The order came after Additional Solicitor General K.M. Nataraj, for the police, informed the court about the filing of the chargesheet.

Updated - April 07, 2023 01:10 am IST

Published - April 06, 2023 02:04 pm IST - NEW DELHI

The Bench of Chief Justice of India D.Y. Chandrachud and J.B. Paridwala said the Magistrate should be left to take a call in accordance with the law. File

The Bench of Chief Justice of India D.Y. Chandrachud and J.B. Paridwala said the Magistrate should be left to take a call in accordance with the law. File | Photo Credit: Sushil Kumar Verma

The Supreme Court on Thursday asked a Delhi Metropolitan Magistrate to proceed in terms of the Criminal Procedure Code with regard to a chargesheet filed by the Delhi Police on April 4 after an investigation into hate speeches allegedly made in a Hindu Yuva Vahini event in December 2021.

“The Metropolitan Magistrate, Saket, has liberty to proceed in terms of the governing provisions of the Criminal Procedure Code,” a Bench of Chief Justice of India D.Y. Chandrachud and J.B. Paridwala observed.

The order came after Additional Solicitor General K.M. Nataraj, for the police, informed the court about the filing of the chargesheet.

Advocate Shadan Farasat, for petitioner Tushar Gandhi, urged that the police should place on record a copy of the chargesheet in the apex court. He said the incident pertained to December 2021. An FIR was registered only in May after the intervention of the Supreme Court. “They then took over nine months to file the chargesheet,” he submitted.

Mr. Nataraj said the Magistrate was bound to provide a copy if he took cognisance of the chargesheet.

The Bench said the Magistrate should be left to take a call in accordance with the law. The court also disposed of a contempt petition against the then Delhi Police Commissioner Rakesh Asthana, saying it was not expedient to pursue it in the interest of justice after the filing of the chargesheet.

Mr.

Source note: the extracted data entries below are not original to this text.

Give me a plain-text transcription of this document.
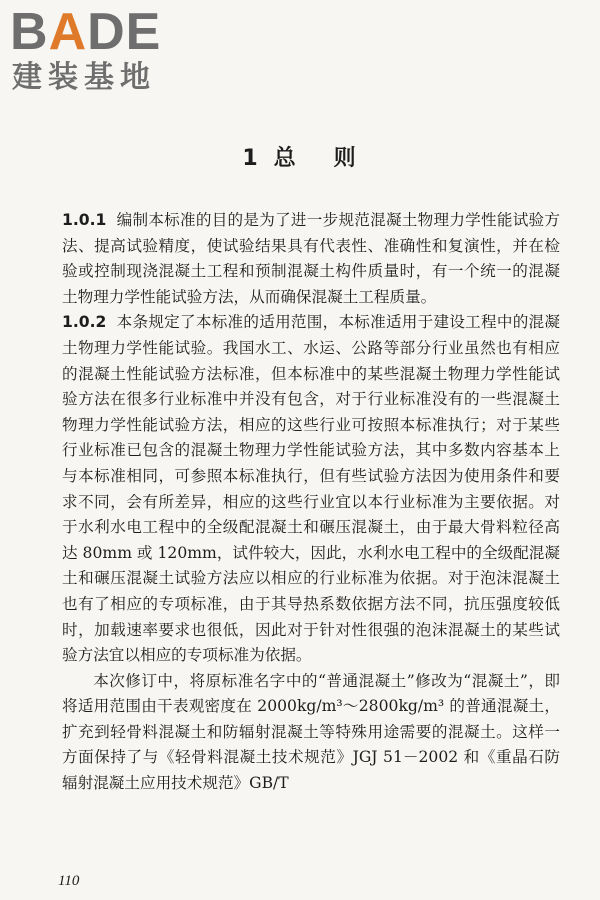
BADE
建装基地
1 总 则

1.0.1 编制本标准的目的是为了进一步规范混凝土物理力学性能试验方法、提高试验精度，使试验结果具有代表性、准确性和复演性，并在检验或控制现浇混凝土工程和预制混凝土构件质量时，有一个统一的混凝土物理力学性能试验方法，从而确保混凝土工程质量。

1.0.2 本条规定了本标准的适用范围，本标准适用于建设工程中的混凝土物理力学性能试验。我国水工、水运、公路等部分行业虽然也有相应的混凝土性能试验方法标准，但本标准中的某些混凝土物理力学性能试验方法在很多行业标准中并没有包含，对于行业标准没有的一些混凝土物理力学性能试验方法，相应的这些行业可按照本标准执行；对于某些行业标准已包含的混凝土物理力学性能试验方法，其中多数内容基本上与本标准相同，可参照本标准执行，但有些试验方法因为使用条件和要求不同，会有所差异，相应的这些行业宜以本行业标准为主要依据。对于水利水电工程中的全级配混凝土和碾压混凝土，由于最大骨料粒径高达 80mm 或 120mm，试件较大，因此，水利水电工程中的全级配混凝土和碾压混凝土试验方法应以相应的行业标准为依据。对于泡沫混凝土也有了相应的专项标准，由于其导热系数依据方法不同，抗压强度较低时，加载速率要求也很低，因此对于针对性很强的泡沫混凝土的某些试验方法宜以相应的专项标准为依据。

本次修订中，将原标准名字中的“普通混凝土”修改为“混凝土”，即将适用范围由干表观密度在 2000kg/m³～2800kg/m³ 的普通混凝土，扩充到轻骨料混凝土和防辐射混凝土等特殊用途需要的混凝土。这样一方面保持了与《轻骨料混凝土技术规范》JGJ 51－2002 和《重晶石防辐射混凝土应用技术规范》GB/T

110
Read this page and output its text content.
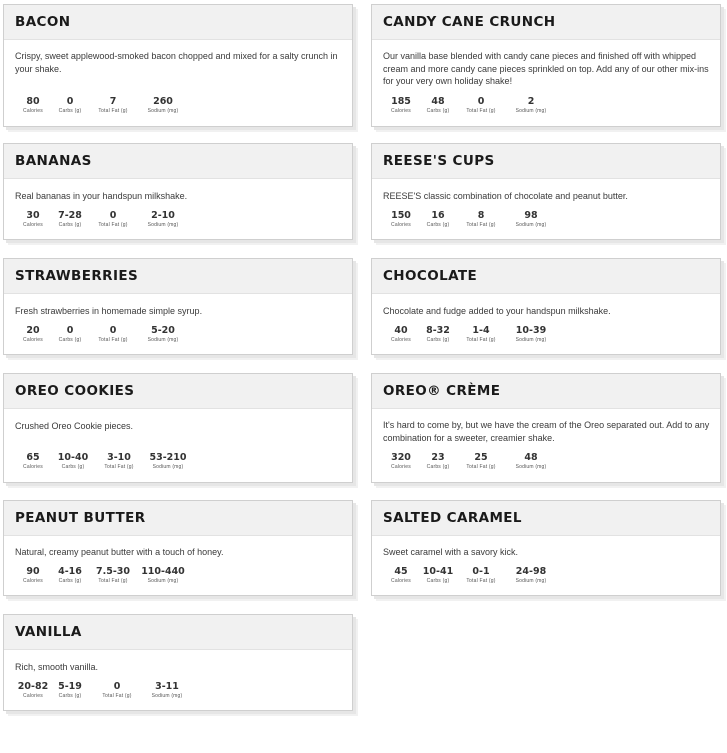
BACON
Crispy, sweet applewood-smoked bacon chopped and mixed for a salty crunch in your shake.
80
Calories
0
Carbs (g)
7
Total Fat (g)
260
Sodium (mg)
CANDY CANE CRUNCH
Our vanilla base blended with candy cane pieces and finished off with whipped cream and more candy cane pieces sprinkled on top. Add any of our other mix-ins for your very own holiday shake!
185
Calories
48
Carbs (g)
0
Total Fat (g)
2
Sodium (mg)
BANANAS
Real bananas in your handspun milkshake.
30
Calories
7-28
Carbs (g)
0
Total Fat (g)
2-10
Sodium (mg)
REESE'S CUPS
REESE'S classic combination of chocolate and peanut butter.
150
Calories
16
Carbs (g)
8
Total Fat (g)
98
Sodium (mg)
STRAWBERRIES
Fresh strawberries in homemade simple syrup.
20
Calories
0
Carbs (g)
0
Total Fat (g)
5-20
Sodium (mg)
CHOCOLATE
Chocolate and fudge added to your handspun milkshake.
40
Calories
8-32
Carbs (g)
1-4
Total Fat (g)
10-39
Sodium (mg)
OREO COOKIES
Crushed Oreo Cookie pieces.
65
Calories
10-40
Carbs (g)
3-10
Total Fat (g)
53-210
Sodium (mg)
OREO® CRÈME
It's hard to come by, but we have the cream of the Oreo separated out. Add to any combination for a sweeter, creamier shake.
320
Calories
23
Carbs (g)
25
Total Fat (g)
48
Sodium (mg)
PEANUT BUTTER
Natural, creamy peanut butter with a touch of honey.
90
Calories
4-16
Carbs (g)
7.5-30
Total Fat (g)
110-440
Sodium (mg)
SALTED CARAMEL
Sweet caramel with a savory kick.
45
Calories
10-41
Carbs (g)
0-1
Total Fat (g)
24-98
Sodium (mg)
VANILLA
Rich, smooth vanilla.
20-82
Calories
5-19
Carbs (g)
0
Total Fat (g)
3-11
Sodium (mg)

Farasat had argued in the contempt petition that there was a clear violation of the Supreme Court’s direction in the Tehseen Poonawala case in which the court had said the police should take preventive steps to stop such incidents from happening.

In April last year, the Delhi Police had told the Supreme Court that there were no instances of hate speech at the Delhi dharam sansad event nor was there any “open call for genocide of Muslims in order to achieve ethnic cleansing”. The words spoken at the event were, instead, about “empowering one’s religion to prepare itself to face the evils which could endanger its existence, which is not even remotely connected to a call for genocide of any particular religion”.

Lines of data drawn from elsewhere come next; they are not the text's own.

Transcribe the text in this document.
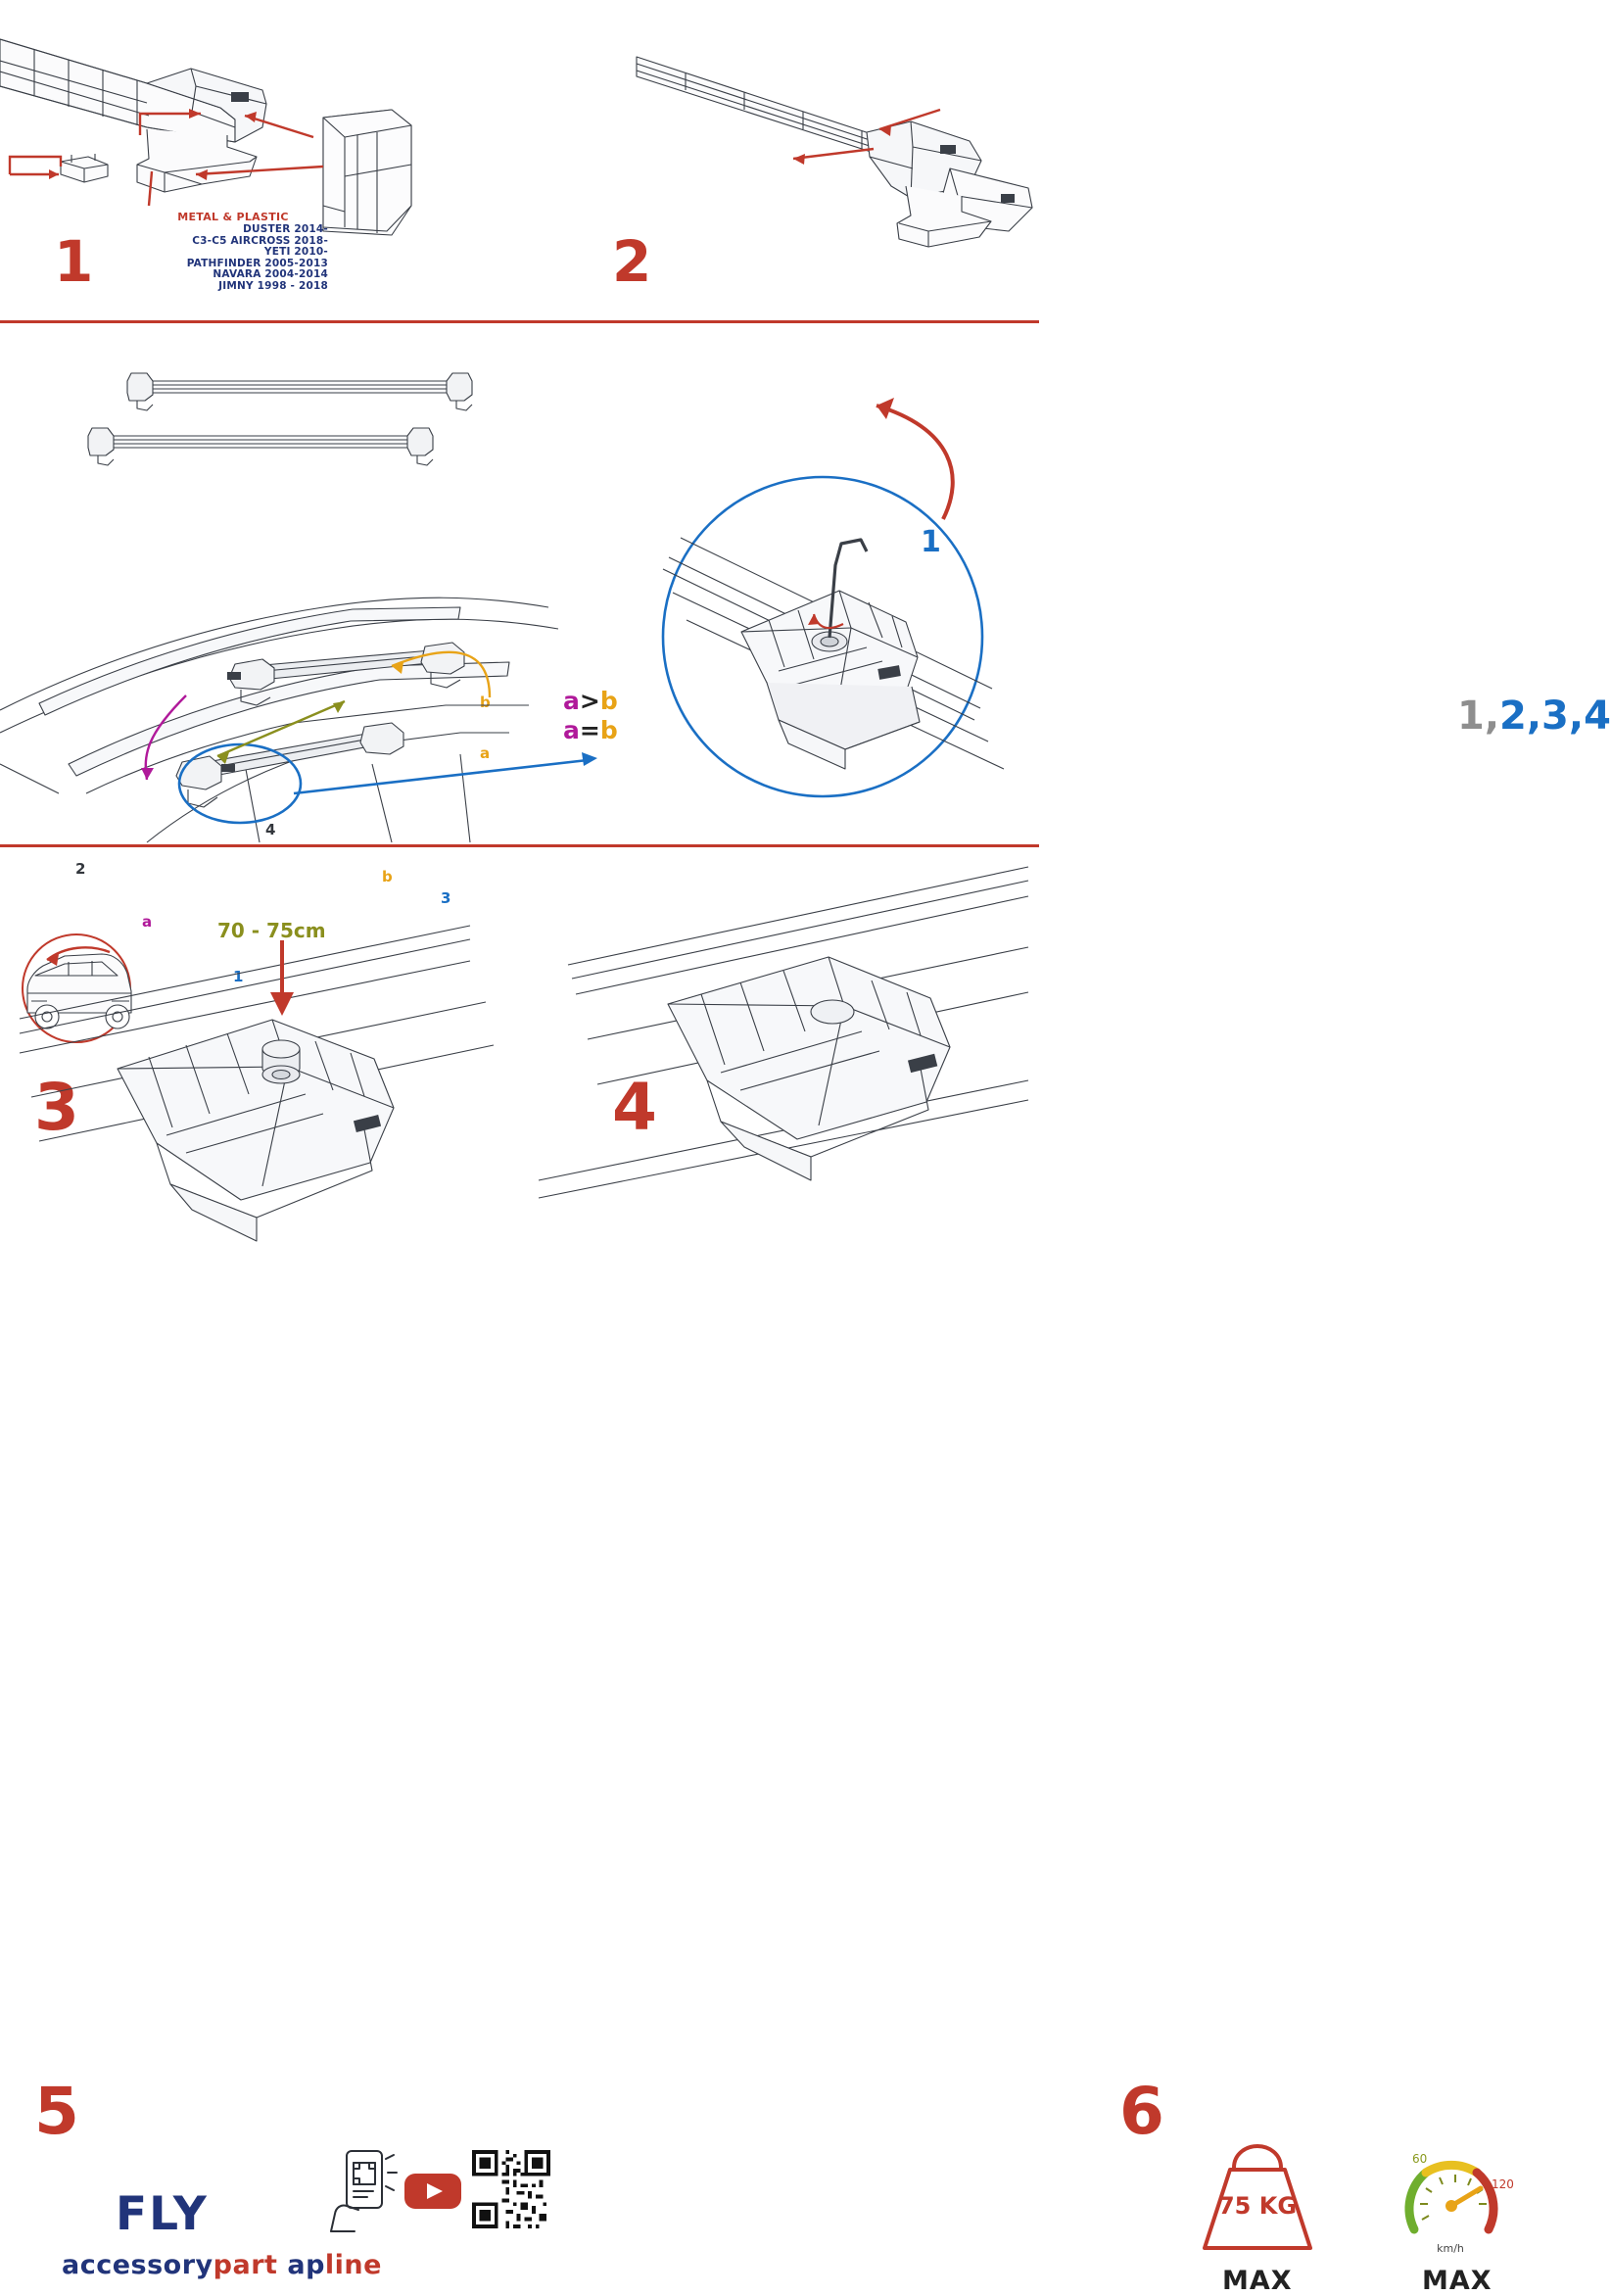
METAL & PLASTIC
DUSTER 2014-
C3-C5 AIRCROSS 2018-
YETI 2010-
PATHFINDER 2005-2013
NAVARA 2004-2014
JIMNY 1998 - 2018
1	2
b
a
a>b
a=b
1
2
3
4
b
a	70 - 75cm
3
1,2,3,4
1
4
5
FLY
accessorypart apline
6
75 KG
MAX
60
120
km/h
MAX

In October last year, a Supreme Court Bench led by Justice K.M. Joseph had said it was “tragic what we have reduced religion to” in the 21st century and a “climate of hate prevails in the country” while directing police and authorities to immediately and suo motu register cases against hate speech makers and offenders who commit acts of communal violence without waiting for a complaint to be filed.